The distribution patterns of the fluorescent cells were determined in the area postrema and the nucleus tractus solitarius of male and female transgenic rats at 8 weeks of age (n = 5). All animals were anesthetized with an overdose of sodium pentobarbital (100 mg/kg, i.p.) and perfused through the heart with ice-cold 1% heparinized saline, followed by ice-cold 4% paraformaldehyde in 0.1 M PBS (pH 7.3). Brains were removed and postfixed in the same fixative at 4°C overnight and then transferred into 30% sucrose (Sigma) in 0.1 M PBS until they settled. According to the rat atlas by Paxinos and Watson[33], coronal sections (30-μm thick) containing the area postrema and the nucleus tractus solitarius were cut on a freezing microtome. All sections were collected and stored at 4°C in 0.1 M PBS.

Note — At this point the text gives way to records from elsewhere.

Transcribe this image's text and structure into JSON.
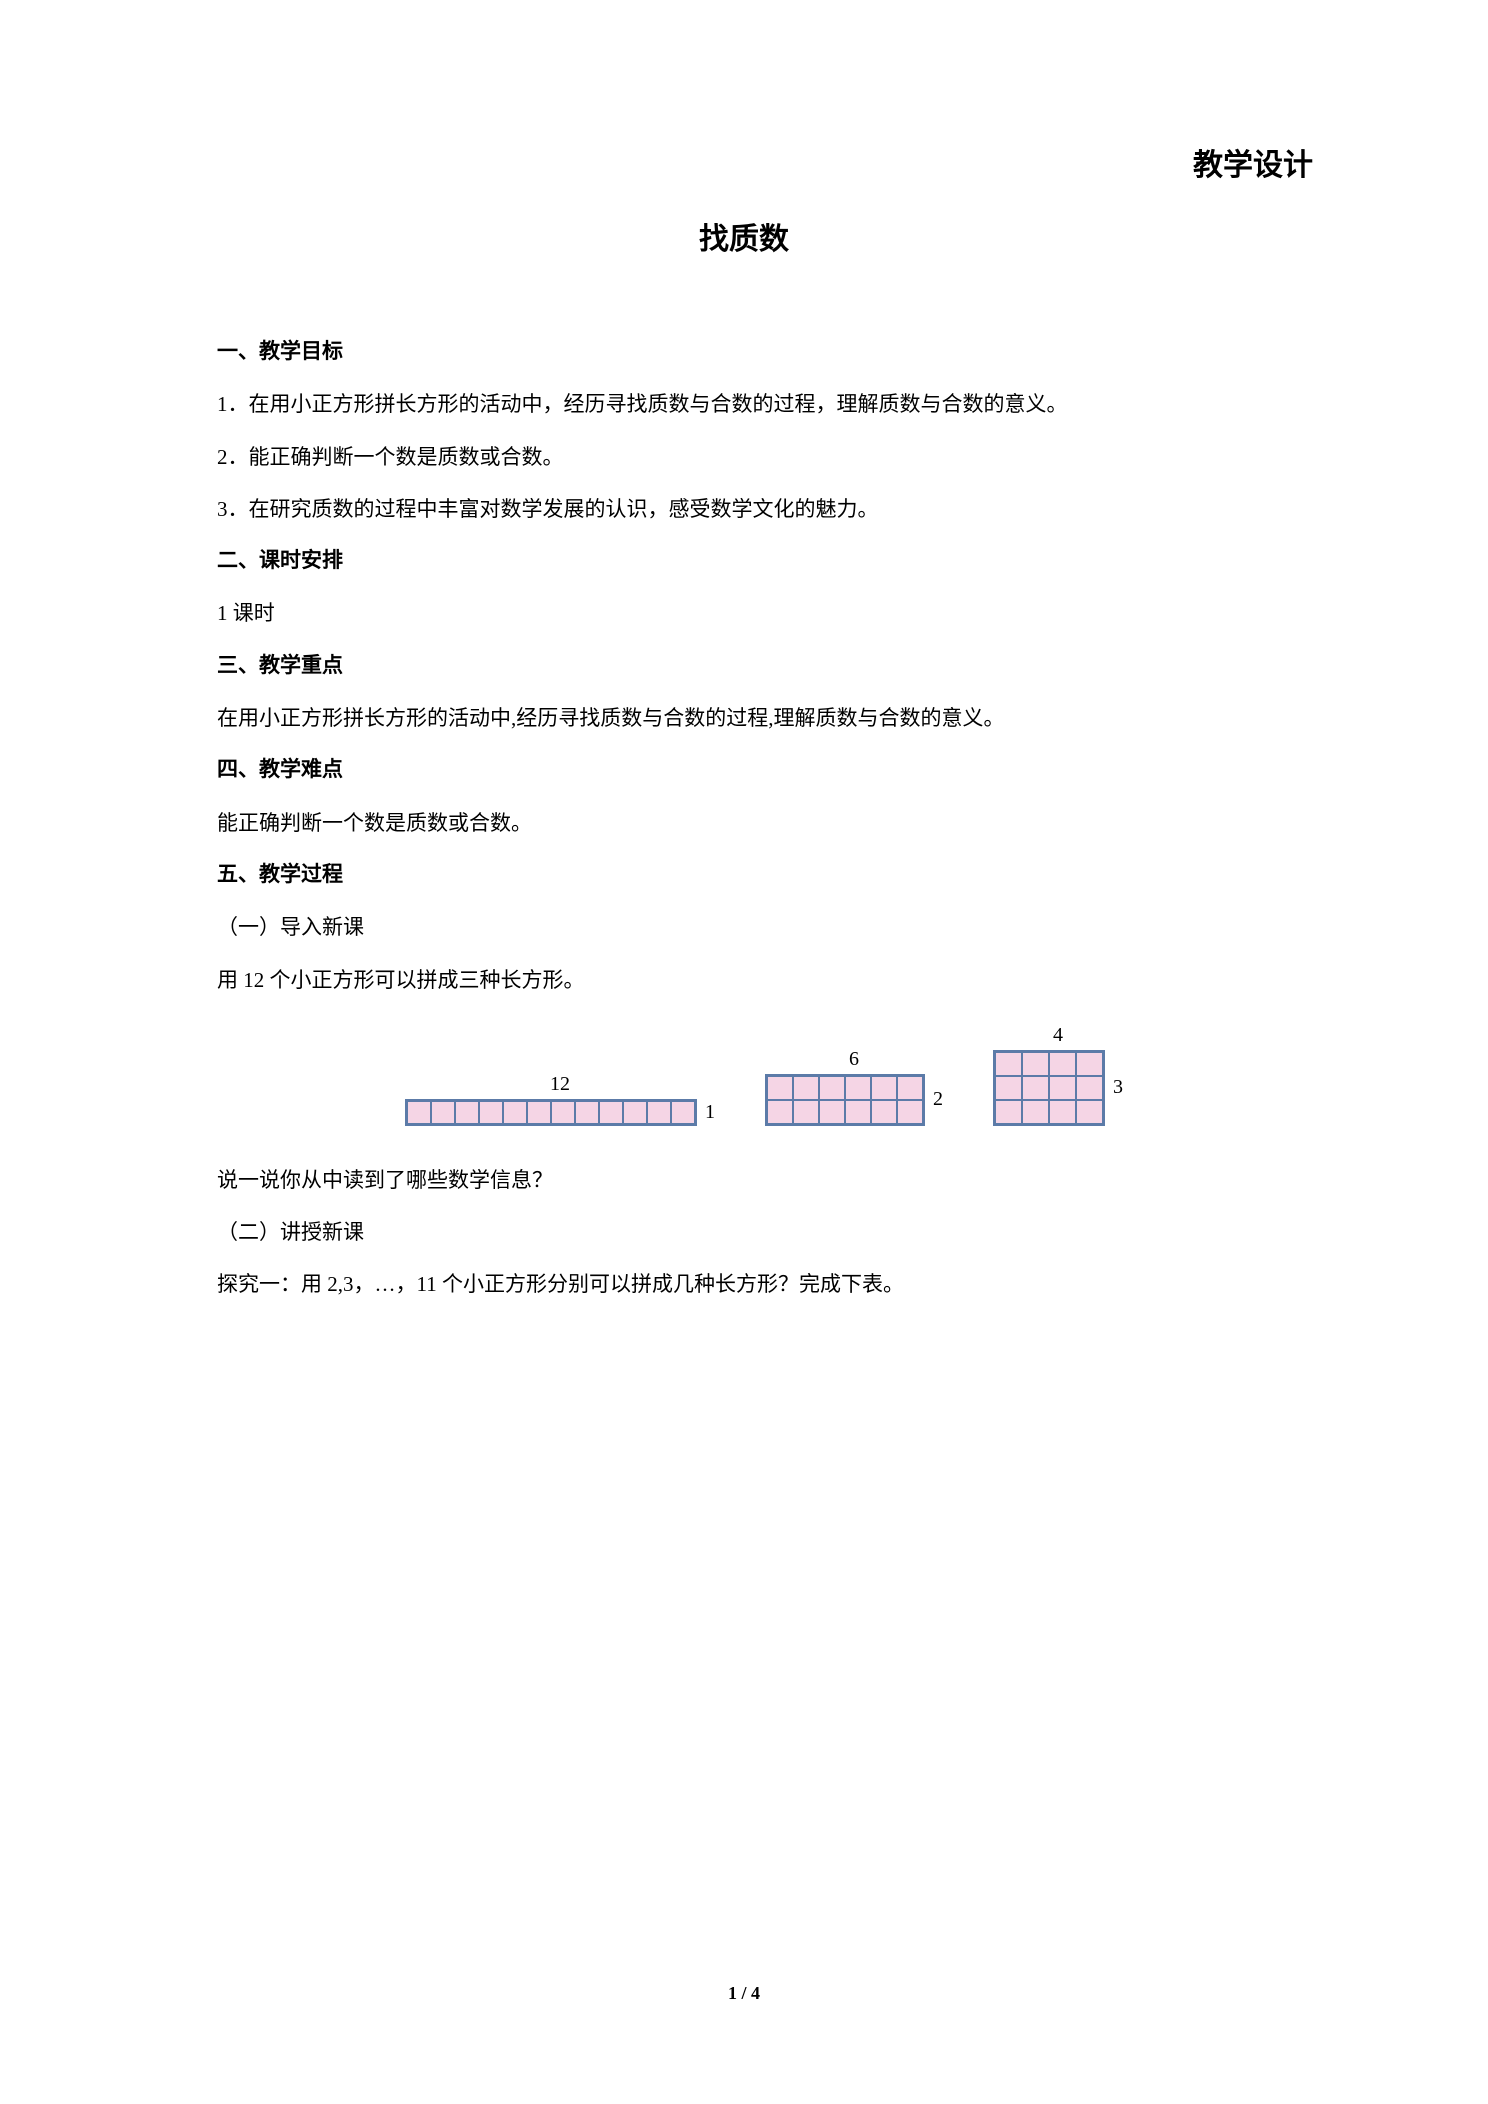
{
  "header": {
    "topRight": "教学设计",
    "mainTitle": "找质数"
  },
  "sections": {
    "s1": {
      "heading": "一、教学目标",
      "item1": "1．在用小正方形拼长方形的活动中，经历寻找质数与合数的过程，理解质数与合数的意义。",
      "item2": "2．能正确判断一个数是质数或合数。",
      "item3": "3．在研究质数的过程中丰富对数学发展的认识，感受数学文化的魅力。"
    },
    "s2": {
      "heading": "二、课时安排",
      "text": "1 课时"
    },
    "s3": {
      "heading": "三、教学重点",
      "text": "在用小正方形拼长方形的活动中,经历寻找质数与合数的过程,理解质数与合数的意义。"
    },
    "s4": {
      "heading": "四、教学难点",
      "text": "能正确判断一个数是质数或合数。"
    },
    "s5": {
      "heading": "五、教学过程",
      "sub1": "（一）导入新课",
      "text1": "用 12 个小正方形可以拼成三种长方形。",
      "text2": "说一说你从中读到了哪些数学信息？",
      "sub2": "（二）讲授新课",
      "text3": "探究一：用 2,3，…，11 个小正方形分别可以拼成几种长方形？完成下表。"
    }
  },
  "diagram": {
    "rect1": {
      "topLabel": "12",
      "sideLabel": "1",
      "cols": 12,
      "rows": 1
    },
    "rect2": {
      "topLabel": "6",
      "sideLabel": "2",
      "cols": 6,
      "rows": 2
    },
    "rect3": {
      "topLabel": "4",
      "sideLabel": "3",
      "cols": 4,
      "rows": 3
    },
    "cellFill": "#f5d5e5",
    "cellBorder": "#5c7ba8"
  },
  "footer": {
    "pageNumber": "1 / 4"
  }
}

Detection of enhanced green fluorescent protein in the area postrema and the nucleus tractus solitarius by immunohistochemistry

All sections containing the area postrema and the nucleus tractus solitarius were subjected to immunohistochemistal staining with an antibody against enhanced green fluorescent protein to avoid the attenuation of enhanced green fluorescent protein fluorescence during observation. Briefly, free-floating sections were rinsed with 0.05 M PBS and then incubated in 3% H2O2/methanol to remove endogenous peroxidases. After further washes in PBS, sections were incubated with 1.5% normal goat serum (Molecular Probes, Eugene, OR, USA) in PBST (0.05 M PBS/0.05% TritonX-100) for 30 minutes at room temperature. Sections were then reacted with rabbit anti-green fluorescent protein polyclonal antibody (1:1 000; Molecular Probes) for 60 hours at 4°C, followed by visualization of the immunolabeling using an Alexa 488-conjugated anti-rabbit IgG (1:800; Molecular Probes). The sections were then mounted, dehydrated and coverslipped with Vecta Mount (Vector Laboratories, Burlingame, CA, USA). The number of enhanced green fluorescent protein-labeled and -immunoreactive cells in the area postrema and the nucleus tractus solitarius was determined under an Olympus BX50 fluorescence microscope (Tokyo, Japan) with a digital camera system (Nikon, Tokyo, Japan).

Statistical analysis

Data were analyzed using SPSS 13.0 software (SPSS, Chicago, IL, USA) and presented as mean ± SD. One-way analysis of variance was used to analyze the sex differences and the effects of hormonal manipulation on the nucleus tractus solitarius and the area postrema. A value of P < 0.05 was considered statistically significant.